Da kommen wir zu unserer eigenen Rolle: Wie können die Medien ihren Beitrag zu diesem Spektakeleffekt verringern?

Wir spielen da mit. Wir reagieren auf diese Primärreize, auf den Knall und auf markante Figuren, weil sie sich leichter erzählen lassen, als politische Prozesse. Für die es nötig ist, sich erst richtig fachkundig zu machen, und dann muss man sie auch noch so gestalten, dass sie spannend werden. Das ist viel mehr Arbeit, als eine Geschichte mit menschlichen Schicksalen zu produzieren.

Der Nachwahlfantasy-Salon soll ja, anders als die TV-Serie, genau davon wegführen. Bloß wohin?

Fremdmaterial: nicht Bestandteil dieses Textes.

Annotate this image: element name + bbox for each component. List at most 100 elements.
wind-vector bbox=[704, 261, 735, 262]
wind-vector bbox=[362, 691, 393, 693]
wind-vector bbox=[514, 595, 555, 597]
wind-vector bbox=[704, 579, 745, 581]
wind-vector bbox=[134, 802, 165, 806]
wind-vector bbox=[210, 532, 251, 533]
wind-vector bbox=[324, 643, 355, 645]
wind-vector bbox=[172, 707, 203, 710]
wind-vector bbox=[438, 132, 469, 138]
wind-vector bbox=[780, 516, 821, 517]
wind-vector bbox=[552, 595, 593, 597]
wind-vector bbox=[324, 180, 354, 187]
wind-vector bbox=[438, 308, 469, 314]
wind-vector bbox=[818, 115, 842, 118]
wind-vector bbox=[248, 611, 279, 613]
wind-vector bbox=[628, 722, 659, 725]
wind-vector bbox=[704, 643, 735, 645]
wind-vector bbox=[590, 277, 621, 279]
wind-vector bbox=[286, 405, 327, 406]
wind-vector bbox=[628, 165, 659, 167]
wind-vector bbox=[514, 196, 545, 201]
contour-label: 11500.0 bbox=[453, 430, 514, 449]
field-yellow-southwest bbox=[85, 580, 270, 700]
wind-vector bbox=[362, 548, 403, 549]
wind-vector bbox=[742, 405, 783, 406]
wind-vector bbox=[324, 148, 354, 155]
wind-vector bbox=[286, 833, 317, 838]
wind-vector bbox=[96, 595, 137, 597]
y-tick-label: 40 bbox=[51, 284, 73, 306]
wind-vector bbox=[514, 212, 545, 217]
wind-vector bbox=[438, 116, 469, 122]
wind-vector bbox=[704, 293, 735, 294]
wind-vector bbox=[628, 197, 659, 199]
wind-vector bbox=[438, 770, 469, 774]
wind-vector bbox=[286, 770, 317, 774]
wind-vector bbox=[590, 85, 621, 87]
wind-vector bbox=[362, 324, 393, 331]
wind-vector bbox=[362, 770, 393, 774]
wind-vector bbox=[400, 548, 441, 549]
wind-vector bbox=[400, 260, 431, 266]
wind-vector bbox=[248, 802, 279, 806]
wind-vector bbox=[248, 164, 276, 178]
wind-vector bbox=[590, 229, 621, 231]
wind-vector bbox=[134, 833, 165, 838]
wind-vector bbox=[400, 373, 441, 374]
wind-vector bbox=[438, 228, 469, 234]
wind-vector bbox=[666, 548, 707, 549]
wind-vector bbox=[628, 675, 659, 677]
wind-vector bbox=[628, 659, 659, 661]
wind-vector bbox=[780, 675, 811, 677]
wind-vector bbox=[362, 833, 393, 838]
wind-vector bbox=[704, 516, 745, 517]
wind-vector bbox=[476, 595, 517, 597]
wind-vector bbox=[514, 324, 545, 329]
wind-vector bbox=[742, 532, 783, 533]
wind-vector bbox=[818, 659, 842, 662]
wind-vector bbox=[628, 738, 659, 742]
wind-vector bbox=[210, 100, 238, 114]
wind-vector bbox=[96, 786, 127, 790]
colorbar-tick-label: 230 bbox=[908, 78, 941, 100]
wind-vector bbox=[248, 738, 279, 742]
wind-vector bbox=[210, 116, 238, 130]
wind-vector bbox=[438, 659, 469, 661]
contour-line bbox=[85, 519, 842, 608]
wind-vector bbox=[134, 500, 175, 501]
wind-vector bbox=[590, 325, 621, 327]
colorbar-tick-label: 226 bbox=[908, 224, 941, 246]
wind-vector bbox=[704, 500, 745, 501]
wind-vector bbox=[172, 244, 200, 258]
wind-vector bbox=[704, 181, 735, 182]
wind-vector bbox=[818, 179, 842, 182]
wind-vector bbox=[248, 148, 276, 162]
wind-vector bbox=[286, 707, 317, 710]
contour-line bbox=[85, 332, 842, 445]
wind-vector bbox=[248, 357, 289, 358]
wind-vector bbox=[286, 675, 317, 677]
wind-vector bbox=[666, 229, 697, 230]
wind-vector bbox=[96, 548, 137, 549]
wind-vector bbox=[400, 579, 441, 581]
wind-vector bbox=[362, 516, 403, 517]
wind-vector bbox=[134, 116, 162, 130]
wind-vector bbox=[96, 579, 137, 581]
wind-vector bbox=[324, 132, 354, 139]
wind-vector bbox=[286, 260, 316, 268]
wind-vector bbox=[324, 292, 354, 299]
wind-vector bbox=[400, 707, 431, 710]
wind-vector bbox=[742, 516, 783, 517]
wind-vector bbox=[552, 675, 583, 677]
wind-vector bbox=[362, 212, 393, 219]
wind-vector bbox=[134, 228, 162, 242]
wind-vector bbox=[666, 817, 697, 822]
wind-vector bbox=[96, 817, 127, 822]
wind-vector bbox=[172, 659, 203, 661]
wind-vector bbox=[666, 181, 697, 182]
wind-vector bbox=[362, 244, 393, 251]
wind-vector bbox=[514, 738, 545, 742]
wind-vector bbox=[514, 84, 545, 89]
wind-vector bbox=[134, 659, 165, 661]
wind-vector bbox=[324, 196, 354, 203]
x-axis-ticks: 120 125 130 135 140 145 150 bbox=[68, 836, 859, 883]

„Wir reagieren auf Primärreize und markante Figuren, weil sie sich leichter erzählen lassen, als politische Prozesse“

Ich habe den Eindruck, dass im Moment ein Ruck durch viele Institutionen geht. Es gibt dieses Gefühl: Okay, es muss ja wohl jetzt mal etwas grundsätzliches passieren. Bloß: Dieses Grundsätzliche kommt noch eher wie ein heißer Brei daher, von dem alle noch unsicher sind, was das denn sein könnte, was sich denn ändern müsste, und um den sie daher etwas verstört herumlaufen.

Sie gerade auch …?!

Ja, klar, ich auch: Ich will ja dem Salon nicht vorgreifen.

Aha!

Persönlich glaube ich, dass wir uns wieder stärker mit Fragen beschäftigen müssen, wie sich eine Ökonomie weiter entwickeln kann – eine Ökonomie, die sich ökologischen und sozialen Zielen verpflichtet. Es glauben ja immer noch viele, Klimaschutz könnte ein Geschäftsmodell sein – und wäre mit Wachstumszwang und Profitorientierung vereinbar. Das Bewusstsein, dass dem nicht so ist, wird breiter werden – aber parallel dazu müssen Räume entstehen, darüber nachzudenken, was an diese Stelle treten kann.

Foto: privat

Ralf Lorenzen, 60, Freier Autor und Journalist.

Also soll Bremen mehr Utopie wagen?

Ja. Bremen muss natürlich mehr Utopien wagen. Das visionäre Denken, das auch in politischen Diskussionen früher selbstverständlich war, haben wir vollkommen verlernt. Diesen Raum müssen wir uns wieder erschließen. Das ist viel wichtiger, viel existenzieller, als die Frage, ob FDP, Grüne und CDU oder Rot, Rot und Grün zusammen regieren sollen, was die Landesmitgliederversammlung der Grünen heute Abend beschließt.

Und dieser Raum ist der Salon?

Der Salon kann einen Schritt dorthin versuchen, den Impuls der neuen Jugendbewegungen in andere Bereiche zu tragen: Weg von den politischen Ritualen und intellektuellen Selbstbeschränkungen hin zu wirklichen Veränderungen.